Ray epsilon has no effect on this issue
Camera position only affects it in so much that it changes the reflection. The line itself will stay stuck to the 3d mesh / material projection. ie the line doesnt move when the camera angle changes.
It isnt the diagonal cubic mapping cutting through the polygon. If you take this scene and add a fresh c4d cube then move the texture tag over, youll see you have a perfectly straight cube with no material rotation, but you still get the line.DinoMuhic wrote: Tue May 06, 2025 10:19 amHey there,boxfx wrote: Tue Apr 29, 2025 1:57 pm This has bugged us for years, does anyone know how to get rid of these random shading lines? They occur when we use a noise at a small scale to make scratchy plastics and metals, especially when there is light hitting it at a slight angle to show this roughness visually.
They vanish if you disable the bump channel, and move their position on the model if you move or rotate the texture projection on the mesh. We can move the texture so this shot looks good, but that means they will appear somewhere else on the mesh when we move the camera.
Screenshot 2025-04-29 145118.png
I am pretty sure this is coming from your Cubic projection that you have set in the Material tag.
Since you are projecting this way but your polygon is tilted you are introducing a seam there due to the tiling of the noise and which happens to "cross" the polygon. You can observe this by turning on the texture mode in C4D and then moving the projection around (keep the material tag selected).
My advice: for such effects: it would be better to use a 3D projection for the noise since it will not tile, like "XYZ to UVW" in the octane projection node. Switch the material tag back to "UVW Mapping" for this.
You might need to change the noise power though to dial the strength down again.
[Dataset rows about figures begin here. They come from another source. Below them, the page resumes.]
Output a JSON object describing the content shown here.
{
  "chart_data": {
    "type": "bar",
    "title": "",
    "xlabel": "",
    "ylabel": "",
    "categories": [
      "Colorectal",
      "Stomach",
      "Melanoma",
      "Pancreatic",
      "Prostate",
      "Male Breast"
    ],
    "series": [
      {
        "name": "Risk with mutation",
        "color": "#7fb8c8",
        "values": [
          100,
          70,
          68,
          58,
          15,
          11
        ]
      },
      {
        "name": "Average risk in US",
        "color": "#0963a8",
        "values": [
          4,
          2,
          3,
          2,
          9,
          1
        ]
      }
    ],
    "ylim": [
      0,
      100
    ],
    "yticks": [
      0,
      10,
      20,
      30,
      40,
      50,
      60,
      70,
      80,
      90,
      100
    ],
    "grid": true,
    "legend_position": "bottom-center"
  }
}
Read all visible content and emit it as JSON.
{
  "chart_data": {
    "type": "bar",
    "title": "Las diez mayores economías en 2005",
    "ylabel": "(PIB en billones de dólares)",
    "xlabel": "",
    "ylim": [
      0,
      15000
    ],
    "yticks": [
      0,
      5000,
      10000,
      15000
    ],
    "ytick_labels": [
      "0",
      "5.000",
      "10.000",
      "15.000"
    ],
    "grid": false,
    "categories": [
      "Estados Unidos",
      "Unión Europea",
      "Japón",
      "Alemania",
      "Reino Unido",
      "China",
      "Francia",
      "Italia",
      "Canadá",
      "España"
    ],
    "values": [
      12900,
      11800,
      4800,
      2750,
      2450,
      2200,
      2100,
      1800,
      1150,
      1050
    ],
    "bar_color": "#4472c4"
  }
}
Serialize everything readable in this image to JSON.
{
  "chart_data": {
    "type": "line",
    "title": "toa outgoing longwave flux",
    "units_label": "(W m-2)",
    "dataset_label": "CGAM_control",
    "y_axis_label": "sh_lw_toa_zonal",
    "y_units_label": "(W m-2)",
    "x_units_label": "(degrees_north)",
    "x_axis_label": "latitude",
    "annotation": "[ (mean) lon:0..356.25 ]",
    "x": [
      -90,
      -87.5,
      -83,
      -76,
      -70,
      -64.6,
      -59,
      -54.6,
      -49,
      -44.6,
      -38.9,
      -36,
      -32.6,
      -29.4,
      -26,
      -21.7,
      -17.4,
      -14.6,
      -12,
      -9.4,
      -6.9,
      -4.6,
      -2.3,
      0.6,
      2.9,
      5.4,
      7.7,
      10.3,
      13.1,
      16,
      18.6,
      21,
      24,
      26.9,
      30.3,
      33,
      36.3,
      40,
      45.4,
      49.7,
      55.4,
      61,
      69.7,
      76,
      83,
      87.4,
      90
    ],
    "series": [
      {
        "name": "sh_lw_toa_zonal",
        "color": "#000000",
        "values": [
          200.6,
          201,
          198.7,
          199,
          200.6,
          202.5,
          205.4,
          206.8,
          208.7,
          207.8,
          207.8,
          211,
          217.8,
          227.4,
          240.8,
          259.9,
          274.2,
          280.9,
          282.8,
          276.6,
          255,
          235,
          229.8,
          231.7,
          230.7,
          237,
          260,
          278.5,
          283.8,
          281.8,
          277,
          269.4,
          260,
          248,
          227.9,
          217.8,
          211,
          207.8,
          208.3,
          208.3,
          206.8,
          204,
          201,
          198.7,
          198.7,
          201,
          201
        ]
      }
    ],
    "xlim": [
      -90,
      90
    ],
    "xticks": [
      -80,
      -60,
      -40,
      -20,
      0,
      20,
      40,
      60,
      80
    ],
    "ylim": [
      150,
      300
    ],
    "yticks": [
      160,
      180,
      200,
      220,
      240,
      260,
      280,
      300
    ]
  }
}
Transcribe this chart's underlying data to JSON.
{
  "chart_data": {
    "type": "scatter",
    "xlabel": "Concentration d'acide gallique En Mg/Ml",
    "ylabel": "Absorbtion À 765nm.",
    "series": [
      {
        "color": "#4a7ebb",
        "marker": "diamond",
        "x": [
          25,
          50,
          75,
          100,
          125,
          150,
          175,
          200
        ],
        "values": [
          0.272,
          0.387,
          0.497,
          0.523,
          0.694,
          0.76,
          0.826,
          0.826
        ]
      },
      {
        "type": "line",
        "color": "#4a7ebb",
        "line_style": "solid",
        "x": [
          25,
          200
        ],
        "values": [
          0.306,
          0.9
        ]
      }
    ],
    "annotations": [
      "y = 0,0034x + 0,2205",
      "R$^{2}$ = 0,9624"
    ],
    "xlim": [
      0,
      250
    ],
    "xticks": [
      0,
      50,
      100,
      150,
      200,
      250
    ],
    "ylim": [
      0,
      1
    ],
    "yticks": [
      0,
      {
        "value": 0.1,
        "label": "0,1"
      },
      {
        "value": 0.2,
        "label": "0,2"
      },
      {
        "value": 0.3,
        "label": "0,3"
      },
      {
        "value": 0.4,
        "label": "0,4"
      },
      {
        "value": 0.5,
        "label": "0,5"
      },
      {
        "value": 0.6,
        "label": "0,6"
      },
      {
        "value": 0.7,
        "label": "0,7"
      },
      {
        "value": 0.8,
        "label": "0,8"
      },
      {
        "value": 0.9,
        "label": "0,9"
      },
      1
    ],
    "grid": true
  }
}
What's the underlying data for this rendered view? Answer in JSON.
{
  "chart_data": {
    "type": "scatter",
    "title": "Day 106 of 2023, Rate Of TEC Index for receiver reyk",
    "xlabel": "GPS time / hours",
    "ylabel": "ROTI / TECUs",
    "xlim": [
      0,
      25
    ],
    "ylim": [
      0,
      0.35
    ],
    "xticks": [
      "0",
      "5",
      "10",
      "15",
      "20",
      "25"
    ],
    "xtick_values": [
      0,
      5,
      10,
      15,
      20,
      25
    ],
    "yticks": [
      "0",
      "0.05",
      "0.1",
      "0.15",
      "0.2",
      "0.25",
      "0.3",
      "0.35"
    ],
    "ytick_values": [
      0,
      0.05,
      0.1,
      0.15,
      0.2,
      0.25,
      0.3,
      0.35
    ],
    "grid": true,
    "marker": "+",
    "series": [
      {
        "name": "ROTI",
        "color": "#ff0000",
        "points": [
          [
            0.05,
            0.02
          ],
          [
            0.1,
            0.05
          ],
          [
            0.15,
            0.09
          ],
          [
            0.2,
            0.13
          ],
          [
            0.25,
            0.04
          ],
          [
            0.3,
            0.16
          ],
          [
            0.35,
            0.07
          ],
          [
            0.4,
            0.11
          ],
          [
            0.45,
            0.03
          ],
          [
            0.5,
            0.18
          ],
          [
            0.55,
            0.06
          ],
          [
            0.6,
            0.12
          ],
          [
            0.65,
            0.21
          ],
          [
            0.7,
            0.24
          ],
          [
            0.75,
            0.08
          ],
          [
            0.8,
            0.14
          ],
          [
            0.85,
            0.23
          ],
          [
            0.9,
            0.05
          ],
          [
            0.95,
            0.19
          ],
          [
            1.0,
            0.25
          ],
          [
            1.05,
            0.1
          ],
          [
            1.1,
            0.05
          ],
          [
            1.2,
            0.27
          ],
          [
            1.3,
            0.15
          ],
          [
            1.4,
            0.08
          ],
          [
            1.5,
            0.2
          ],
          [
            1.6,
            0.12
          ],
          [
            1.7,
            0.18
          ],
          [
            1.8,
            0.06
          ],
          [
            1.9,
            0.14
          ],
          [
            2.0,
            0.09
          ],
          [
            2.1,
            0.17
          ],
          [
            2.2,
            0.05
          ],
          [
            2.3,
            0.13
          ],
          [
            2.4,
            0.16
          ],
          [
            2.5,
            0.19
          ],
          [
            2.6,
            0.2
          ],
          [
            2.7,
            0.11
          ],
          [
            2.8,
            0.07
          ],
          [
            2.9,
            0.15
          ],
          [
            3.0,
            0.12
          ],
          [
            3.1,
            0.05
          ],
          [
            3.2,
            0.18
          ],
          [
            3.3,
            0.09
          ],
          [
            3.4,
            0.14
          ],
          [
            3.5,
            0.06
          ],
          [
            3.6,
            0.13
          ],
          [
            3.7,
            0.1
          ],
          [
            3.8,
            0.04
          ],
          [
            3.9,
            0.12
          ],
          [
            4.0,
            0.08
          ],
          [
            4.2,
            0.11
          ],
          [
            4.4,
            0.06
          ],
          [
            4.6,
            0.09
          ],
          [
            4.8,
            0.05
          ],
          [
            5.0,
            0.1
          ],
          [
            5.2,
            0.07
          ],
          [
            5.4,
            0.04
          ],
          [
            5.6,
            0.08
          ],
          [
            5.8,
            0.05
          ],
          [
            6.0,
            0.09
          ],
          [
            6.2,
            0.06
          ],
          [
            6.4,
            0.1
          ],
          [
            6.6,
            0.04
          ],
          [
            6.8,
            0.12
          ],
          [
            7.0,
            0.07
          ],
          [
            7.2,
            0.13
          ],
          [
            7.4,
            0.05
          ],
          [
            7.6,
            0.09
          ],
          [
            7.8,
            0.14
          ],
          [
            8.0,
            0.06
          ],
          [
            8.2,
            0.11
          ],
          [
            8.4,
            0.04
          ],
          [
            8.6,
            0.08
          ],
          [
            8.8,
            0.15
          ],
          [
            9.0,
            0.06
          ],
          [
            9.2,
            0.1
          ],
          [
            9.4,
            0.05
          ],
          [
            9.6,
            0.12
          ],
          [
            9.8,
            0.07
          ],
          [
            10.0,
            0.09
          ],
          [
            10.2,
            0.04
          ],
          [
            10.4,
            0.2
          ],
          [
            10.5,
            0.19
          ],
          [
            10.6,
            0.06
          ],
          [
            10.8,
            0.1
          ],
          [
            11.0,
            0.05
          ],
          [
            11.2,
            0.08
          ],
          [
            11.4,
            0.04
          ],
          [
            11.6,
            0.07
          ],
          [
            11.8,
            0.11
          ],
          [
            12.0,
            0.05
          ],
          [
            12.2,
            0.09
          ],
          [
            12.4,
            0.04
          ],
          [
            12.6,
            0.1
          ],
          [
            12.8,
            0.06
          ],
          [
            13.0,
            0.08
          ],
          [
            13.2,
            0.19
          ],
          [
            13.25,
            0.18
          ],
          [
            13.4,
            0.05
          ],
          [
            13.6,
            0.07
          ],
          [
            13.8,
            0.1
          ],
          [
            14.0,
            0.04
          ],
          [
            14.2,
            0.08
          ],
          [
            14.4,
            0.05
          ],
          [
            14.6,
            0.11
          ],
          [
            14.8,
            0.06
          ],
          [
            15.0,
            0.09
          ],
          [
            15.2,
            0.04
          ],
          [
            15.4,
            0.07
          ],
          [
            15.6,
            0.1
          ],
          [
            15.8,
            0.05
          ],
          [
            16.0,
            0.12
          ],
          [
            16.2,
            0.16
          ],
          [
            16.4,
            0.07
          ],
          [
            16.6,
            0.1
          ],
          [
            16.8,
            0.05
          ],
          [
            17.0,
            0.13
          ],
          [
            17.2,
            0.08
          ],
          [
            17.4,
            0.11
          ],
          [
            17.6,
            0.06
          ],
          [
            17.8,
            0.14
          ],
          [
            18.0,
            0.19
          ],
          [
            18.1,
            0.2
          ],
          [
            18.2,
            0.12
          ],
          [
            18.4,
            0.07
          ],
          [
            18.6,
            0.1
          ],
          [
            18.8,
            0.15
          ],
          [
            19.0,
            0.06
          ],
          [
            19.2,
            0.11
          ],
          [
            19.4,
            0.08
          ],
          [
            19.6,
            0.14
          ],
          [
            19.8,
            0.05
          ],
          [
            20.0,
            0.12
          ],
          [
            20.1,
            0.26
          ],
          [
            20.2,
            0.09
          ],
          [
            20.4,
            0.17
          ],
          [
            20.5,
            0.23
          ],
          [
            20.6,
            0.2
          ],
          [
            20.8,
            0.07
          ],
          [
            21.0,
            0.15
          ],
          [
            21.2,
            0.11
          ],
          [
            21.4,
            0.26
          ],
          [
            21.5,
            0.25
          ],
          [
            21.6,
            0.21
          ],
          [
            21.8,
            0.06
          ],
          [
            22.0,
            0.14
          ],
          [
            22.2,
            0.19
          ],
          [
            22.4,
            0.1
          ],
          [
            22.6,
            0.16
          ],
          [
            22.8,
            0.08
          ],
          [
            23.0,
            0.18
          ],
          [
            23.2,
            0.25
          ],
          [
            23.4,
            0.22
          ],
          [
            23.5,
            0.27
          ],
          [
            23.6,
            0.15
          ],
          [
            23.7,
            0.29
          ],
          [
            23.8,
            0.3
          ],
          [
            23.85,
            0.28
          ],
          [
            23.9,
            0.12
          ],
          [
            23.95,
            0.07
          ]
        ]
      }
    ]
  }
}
Other options are UV mapping, but for this you would need correct UVs everywhere, which I know is a pain. But for such things "XYZ to UVW" works best.
Best
Dino
Will give the xyz option a go, but I remember we were having trouble elsewhere with this when applying extra materials on top with flat projections. eg a rough metal surface with a label or screen printed artwork on top.
With some help we identified the issue: Your material is using a 2022.1 compatibility mode. But this issue was fixed after 2022.
So you need to remove that and set it back to the current version in the Materials basic tab, and then use the bump height slider to adjust your bump scale.
So you need to remove that and set it back to the current version in the Materials basic tab, and then use the bump height slider to adjust your bump scale.
Works, thanks!. The only other thing which I may as well ask now, why does the bump channel always need such a tiny value to work? The default value is already 0.02, but I find that useless for absolutely everything, instead I have to start of way down at like 0.00002 But this brings another problem with it, this is already the precision limit for octane / c4d. ie 0.000021 is identical to 0.00003 because something is rounding up the 21 to 30, it only seems to have 5 decimal places of precision.
If you open the same project attached at the top, switch it to 2025 compatibility mode and set the bump to 0.00002 You can see this is almost identical to the bump strength I had before, but its a little too low, it needs to be 0.000021 or 0.000022. But you can't use these values as they all get rounded up to 0.00003 which is too high.
If you open the same project attached at the top, switch it to 2025 compatibility mode and set the bump to 0.00002 You can see this is almost identical to the bump strength I had before, but its a little too low, it needs to be 0.000021 or 0.000022. But you can't use these values as they all get rounded up to 0.00003 which is too high.